Chi l’avrebbe mai detto che un giorno saremmo stati costretti a spezzare una lancia in favore di un politico sempre criticato sul nostro giornale?

Chi l’avrebbe mai detto che un giorno saremmo stati costretti a spezzare una lancia in favore di un politico che incarna l’attuale potere regionale, Gianni Rosa, con il quale non siamo mai teneri sul nostro giornale? Per la verità lo abbiamo fatto anche con Pittella, sempre criticato anche ferocemente dalla nostra testata, quando è stato colpito da un titolo di giornale assolutamente ingiusto e ingiustificato. Siamo fatti così.

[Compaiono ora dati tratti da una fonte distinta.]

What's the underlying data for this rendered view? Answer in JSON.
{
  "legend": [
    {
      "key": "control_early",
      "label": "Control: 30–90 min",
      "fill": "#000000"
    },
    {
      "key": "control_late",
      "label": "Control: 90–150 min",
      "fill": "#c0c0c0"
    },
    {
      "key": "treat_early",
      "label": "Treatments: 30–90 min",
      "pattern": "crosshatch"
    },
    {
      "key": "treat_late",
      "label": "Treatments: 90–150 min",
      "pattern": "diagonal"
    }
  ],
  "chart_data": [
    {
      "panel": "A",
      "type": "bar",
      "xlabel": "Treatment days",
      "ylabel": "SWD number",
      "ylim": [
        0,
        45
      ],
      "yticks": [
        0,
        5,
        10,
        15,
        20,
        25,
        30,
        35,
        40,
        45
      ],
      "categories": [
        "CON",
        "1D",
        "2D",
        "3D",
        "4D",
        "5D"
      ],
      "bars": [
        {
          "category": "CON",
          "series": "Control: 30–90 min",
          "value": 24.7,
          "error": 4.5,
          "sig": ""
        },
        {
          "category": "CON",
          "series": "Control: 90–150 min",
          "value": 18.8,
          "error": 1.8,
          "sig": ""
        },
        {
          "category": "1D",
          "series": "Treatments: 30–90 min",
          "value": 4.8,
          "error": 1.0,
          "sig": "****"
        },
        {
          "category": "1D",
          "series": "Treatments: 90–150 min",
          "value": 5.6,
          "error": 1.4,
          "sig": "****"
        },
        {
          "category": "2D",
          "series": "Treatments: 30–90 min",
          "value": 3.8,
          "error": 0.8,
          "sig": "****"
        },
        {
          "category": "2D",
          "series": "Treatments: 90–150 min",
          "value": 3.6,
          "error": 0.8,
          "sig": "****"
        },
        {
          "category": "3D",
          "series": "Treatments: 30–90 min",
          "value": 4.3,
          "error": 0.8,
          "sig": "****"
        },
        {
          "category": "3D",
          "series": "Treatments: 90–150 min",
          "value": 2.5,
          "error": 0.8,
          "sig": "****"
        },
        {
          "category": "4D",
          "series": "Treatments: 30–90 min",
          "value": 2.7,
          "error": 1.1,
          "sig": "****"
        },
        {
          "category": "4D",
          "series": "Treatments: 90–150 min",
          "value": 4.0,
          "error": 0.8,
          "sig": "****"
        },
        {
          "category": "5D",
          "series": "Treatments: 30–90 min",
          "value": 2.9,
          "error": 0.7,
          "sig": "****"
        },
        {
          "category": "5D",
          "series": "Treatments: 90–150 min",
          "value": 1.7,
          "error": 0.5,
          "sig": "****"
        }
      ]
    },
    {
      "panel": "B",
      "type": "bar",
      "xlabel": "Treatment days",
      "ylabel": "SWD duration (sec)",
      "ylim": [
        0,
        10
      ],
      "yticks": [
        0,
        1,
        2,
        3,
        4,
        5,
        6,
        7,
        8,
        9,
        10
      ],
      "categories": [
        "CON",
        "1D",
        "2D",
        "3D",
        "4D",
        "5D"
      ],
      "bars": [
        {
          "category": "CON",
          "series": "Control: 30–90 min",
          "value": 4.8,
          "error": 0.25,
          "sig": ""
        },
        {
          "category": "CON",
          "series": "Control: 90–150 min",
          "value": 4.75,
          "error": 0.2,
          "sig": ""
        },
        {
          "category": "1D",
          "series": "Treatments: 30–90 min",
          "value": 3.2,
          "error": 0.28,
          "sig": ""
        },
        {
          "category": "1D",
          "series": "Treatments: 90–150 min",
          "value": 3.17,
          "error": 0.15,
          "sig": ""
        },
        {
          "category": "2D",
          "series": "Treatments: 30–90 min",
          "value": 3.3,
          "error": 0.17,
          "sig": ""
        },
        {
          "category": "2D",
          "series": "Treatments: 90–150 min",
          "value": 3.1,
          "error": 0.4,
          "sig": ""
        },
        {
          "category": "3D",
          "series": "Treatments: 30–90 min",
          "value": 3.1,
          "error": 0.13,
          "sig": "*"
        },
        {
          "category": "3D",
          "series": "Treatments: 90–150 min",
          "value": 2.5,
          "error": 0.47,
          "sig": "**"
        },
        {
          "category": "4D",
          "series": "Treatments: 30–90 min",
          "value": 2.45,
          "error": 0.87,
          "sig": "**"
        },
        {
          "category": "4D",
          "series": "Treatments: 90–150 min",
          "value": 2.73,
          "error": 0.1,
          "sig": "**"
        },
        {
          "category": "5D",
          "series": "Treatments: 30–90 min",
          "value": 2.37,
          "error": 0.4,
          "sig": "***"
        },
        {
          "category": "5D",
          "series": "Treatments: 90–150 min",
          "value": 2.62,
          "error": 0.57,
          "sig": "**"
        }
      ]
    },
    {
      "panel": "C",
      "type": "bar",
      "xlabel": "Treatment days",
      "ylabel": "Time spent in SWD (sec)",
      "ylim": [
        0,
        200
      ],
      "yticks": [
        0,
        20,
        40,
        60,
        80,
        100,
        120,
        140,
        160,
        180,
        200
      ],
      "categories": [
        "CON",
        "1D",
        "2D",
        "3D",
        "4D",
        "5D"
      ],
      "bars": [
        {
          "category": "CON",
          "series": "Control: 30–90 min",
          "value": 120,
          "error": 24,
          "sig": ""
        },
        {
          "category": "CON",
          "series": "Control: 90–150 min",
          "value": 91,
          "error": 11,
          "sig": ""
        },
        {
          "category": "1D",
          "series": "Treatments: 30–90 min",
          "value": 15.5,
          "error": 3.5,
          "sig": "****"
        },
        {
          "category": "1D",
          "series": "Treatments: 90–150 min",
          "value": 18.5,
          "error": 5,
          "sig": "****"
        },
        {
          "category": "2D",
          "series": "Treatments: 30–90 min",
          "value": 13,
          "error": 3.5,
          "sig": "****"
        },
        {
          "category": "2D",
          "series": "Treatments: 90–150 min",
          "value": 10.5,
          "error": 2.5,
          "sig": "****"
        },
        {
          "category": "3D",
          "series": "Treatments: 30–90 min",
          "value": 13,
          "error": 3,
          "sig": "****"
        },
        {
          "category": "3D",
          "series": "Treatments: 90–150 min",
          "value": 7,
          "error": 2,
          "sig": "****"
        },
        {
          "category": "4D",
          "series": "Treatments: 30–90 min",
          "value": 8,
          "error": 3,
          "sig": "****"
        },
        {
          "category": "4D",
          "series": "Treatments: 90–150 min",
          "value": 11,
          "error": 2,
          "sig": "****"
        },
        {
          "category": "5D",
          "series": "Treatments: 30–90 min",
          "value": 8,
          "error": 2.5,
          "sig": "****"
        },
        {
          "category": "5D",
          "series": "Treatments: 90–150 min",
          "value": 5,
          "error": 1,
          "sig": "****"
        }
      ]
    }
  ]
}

Torniamo a Gianni Rosa. “Vittima” di un attacco ipocrita e strumentale da più parti dopo che, incautamente e masochisticamente, e certamente sbagliando (non si minacciano i giornalisti), si è avventurato in una risposta piccata a un giornalista che lo accusa di inciuci con la multinazionale Total. Aggiungiamo che oltre l’accusa l’articolista in questione si è lasciato andare a considerazioni colorite e ironiche sulla persona, più che sul ruolo che ricopre, scrivendo su un giornale che da mesi ha preso di mira l’assessore all’ Ambiente colpevole di disturbare certi affari.

Ebbene, tutti coloro che gridano allo scandalo, che urlano a tutela della libertà di stampa soltanto nei momenti in cui quella libertà non li colpisce direttamente, dovrebbero riflettere.

Quando ad essere colpito è un avversario politico, la libertà di stampa non si tocca. Al contrario, quella libertà diventa diffamazione, faziosità, pennivendoleria, quando ad essere colpito è un politico della parrocchia a cui si appartiene.

Accusare di inciucio un politico presuppone che chi scrive debba provare, dati e documenti alla mano, quell’accusa. E non ci risulta che il giornalista abbia provato alcunché. Quello che ci risulta, al contrario, è che, alla faccia della libertà di stampa, quell’articolista ha passeggiato tranquillamente e ben pagato nei corridoi del potere e del sistema di potere lucano. Dai tempi di Matusalemme, passando per De Filippo e poi per Pittella.

Quando un giornale o un giornalista accusano qualcuno di qualcosa hanno il dovere di provare. In caso contrario, si tratterebbe di gratuito attacco i cui scopi non appaiono giornalisticamente giustificati.